Scott Bessent, who worked at Soros Fund Management until August, opened Key Square with a $2bn cheque from his former employer earlier this week, with commitments from at least eight other institutions that will more than double its size by March.

The launch comes at the same time as Chris Rokos, a former star trader at Brevan Howard, prepares one of the largest hedge fund launches in Europe since the financial crisis, and industry players predict a healthy crop of start-ups in the coming year.

This optimism is despite another disappointing year for hedge fund returns, including big losses from some of the industry’s most famous names, and the closure of several prominent funds.

“Do you really want to be in the bond market right now, or the commodities market, or the stock market? Investors are nervous about volatility,” said Paul Roth of law firm Schulte Roth & Zabel, which advises hedge funds.
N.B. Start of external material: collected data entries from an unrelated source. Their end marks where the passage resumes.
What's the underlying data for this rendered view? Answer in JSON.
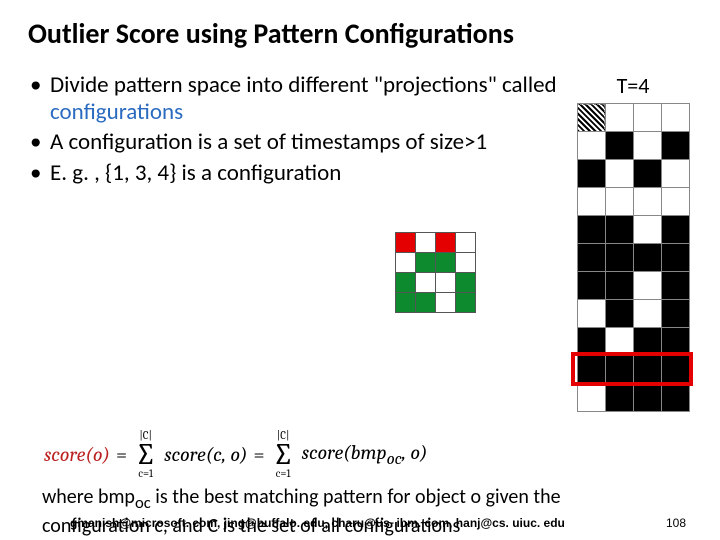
{
  "title": "Outlier Score using Pattern Configurations",
  "bullets": {
    "b1a": "Divide pattern space into different \"projections\" called ",
    "b1b": "configurations",
    "b2": "A configuration is a set of timestamps of size>1",
    "b3": "E. g. , {1, 3, 4} is a configuration"
  },
  "right": {
    "label": "T=4"
  },
  "big_grid": [
    "h...",
    ".k.k",
    "k.k.",
    "....",
    "kk.k",
    "kkkk",
    "kk.k",
    ".k.k",
    "k.kk",
    "kkkk",
    ".kkk"
  ],
  "mini_grid": [
    "r.r.",
    ".gg.",
    "g..g",
    "gg.g"
  ],
  "formula": {
    "lhs": "score(o)",
    "eq1": "=",
    "sum_top": "|C|",
    "sum_bot": "c=1",
    "mid": "score(c, o)",
    "eq2": "=",
    "rhs": "score(bmp",
    "sub": "oc",
    "rhs2": ", o)"
  },
  "caption_a": "where bmp",
  "caption_sub": "oc",
  "caption_b": " is the best matching pattern for object o given the configuration c, and C is the set of all configurations",
  "footer": {
    "emails": "gmanish@microsoft. com, jing@buffalo. edu, charu@us. ibm. com, hanj@cs. uiuc. edu",
    "page": "108"
  }
}
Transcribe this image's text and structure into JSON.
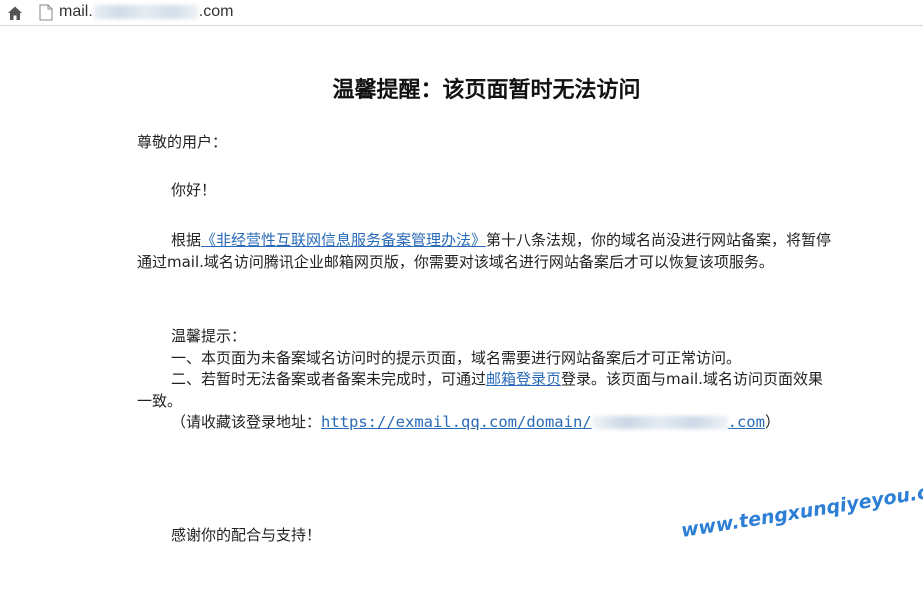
{
  "browser": {
    "url_prefix": "mail.",
    "url_suffix": ".com"
  },
  "page": {
    "title": "温馨提醒：该页面暂时无法访问",
    "salutation": "尊敬的用户：",
    "greeting": "你好！",
    "para1_before_link": "根据",
    "para1_link": "《非经营性互联网信息服务备案管理办法》",
    "para1_after_link": "第十八条法规，你的域名尚没进行网站备案，将暂停通过mail.域名访问腾讯企业邮箱网页版，你需要对该域名进行网站备案后才可以恢复该项服务。",
    "tips_heading": "温馨提示：",
    "tip1": "一、本页面为未备案域名访问时的提示页面，域名需要进行网站备案后才可正常访问。",
    "tip2_before_link": "二、若暂时无法备案或者备案未完成时，可通过",
    "tip2_link": "邮箱登录页",
    "tip2_after_link": "登录。该页面与mail.域名访问页面效果一致。",
    "bookmark_prefix": "（请收藏该登录地址：",
    "bookmark_url_prefix": "https://exmail.qq.com/domain/",
    "bookmark_url_suffix": ".com",
    "bookmark_suffix": "）",
    "thanks": "感谢你的配合与支持！"
  },
  "watermark": "www.tengxunqiyeyou.com",
  "colors": {
    "link": "#2a6bb8",
    "watermark": "#2d7fd6"
  }
}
“I suspect the industry will attract more capital in 2016 because the alternatives are not very good,” he said. “The critical element is pedigree.”
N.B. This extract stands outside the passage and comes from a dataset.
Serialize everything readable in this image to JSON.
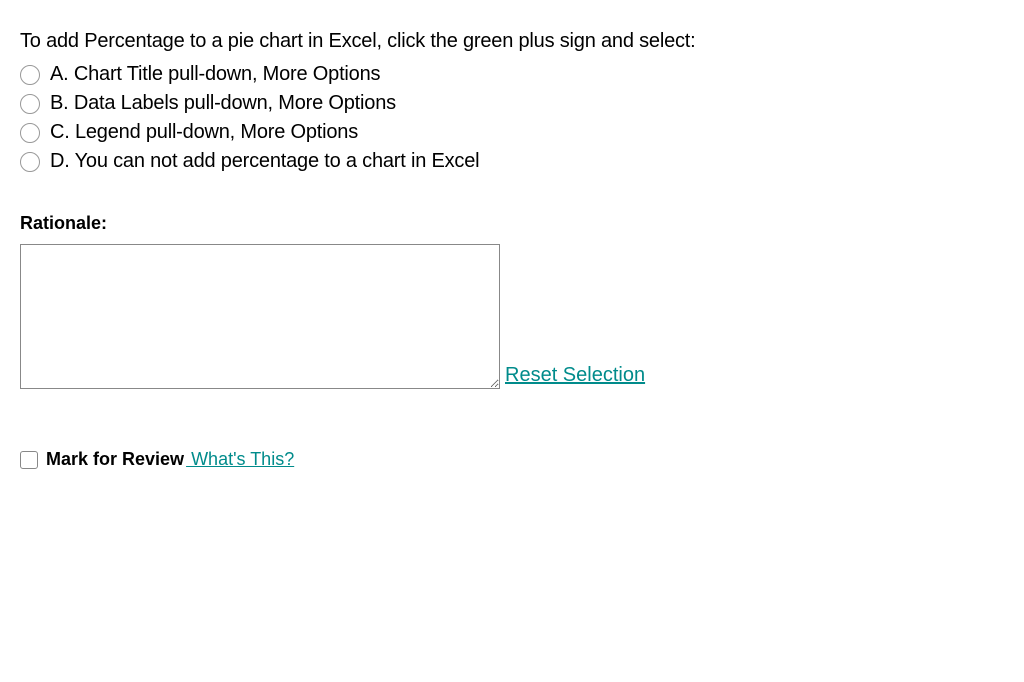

Mr Bessent’s small pool of investors include endowments, charitable foundations and family offices, several of whom he has had relationships with over many years.
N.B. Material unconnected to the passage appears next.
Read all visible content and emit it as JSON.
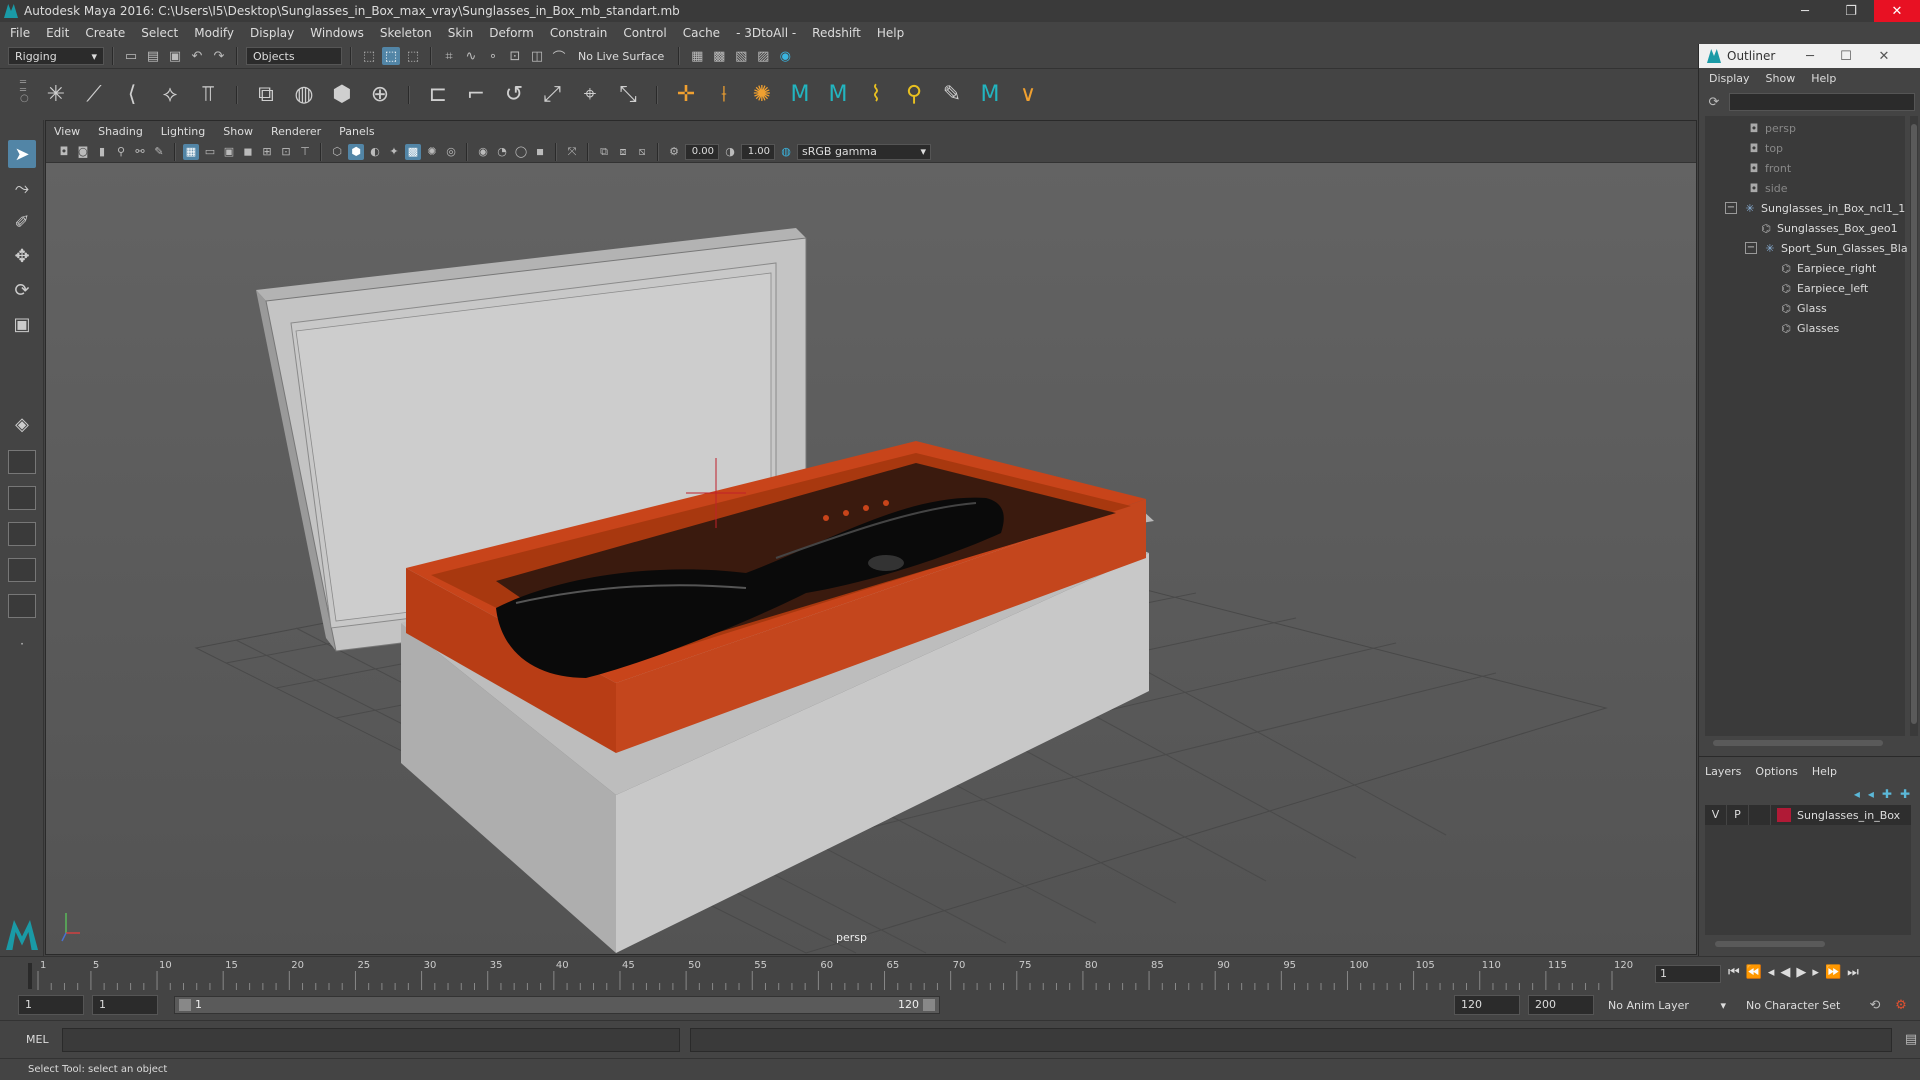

According to people familiar with the terms, they have agreed to lock their money up for two-and-a-half years so that Key Square can place large bets on medium-term macroeconomic trends without fear of having to cut the positions prematurely because of redemptions.

Soros Fund Management and Key Square refused to comment on the fundraising, the size of which was first reported by Bloomberg.

Mr Rokos, who settled a non-compete dispute with his former employer last year, is expected to grow quickly to above $1bn in assets. In recent years, European investors have been reticent about writing big tickets for new fund launches, but have become attracted to the idea of smaller, more nimble macro hedge funds after larger peers struggled.

Other industry stars who are planning their own funds this year include Michael Weinberger, who worked closely with Jamie Dinan at York Capital Management.

0.32%

Hedge fund industry’s return in the 11 months to November

The hedge fund industry as a whole returned just 0.32 per cent in the 11 months to November, according to research group HFR, far below the expectations of investors, suggesting a narrower pool of managers with strong enough track records to branch out on their own.

“If you have ‘been to the right schools’, as it were, you can raise money, but for the general run of the mill it is going to be a very difficult period,” said Dixon Boardman, founder of Optima, a fund of funds.

Kenneth Heinz, president of HFR, said that the number of fund launches and closures remained relatively stable in 2015, and that a post-crisis trend of investors favouring large funds had begun to reverse.

“In the third quarter last year, more capital went to midsized firms than to $5bn-plus firms,” he said. “Investors are prioritising return generation and innovation, as opposed to past few years where they prioritised risk-reducing, not only structurally but strategically.”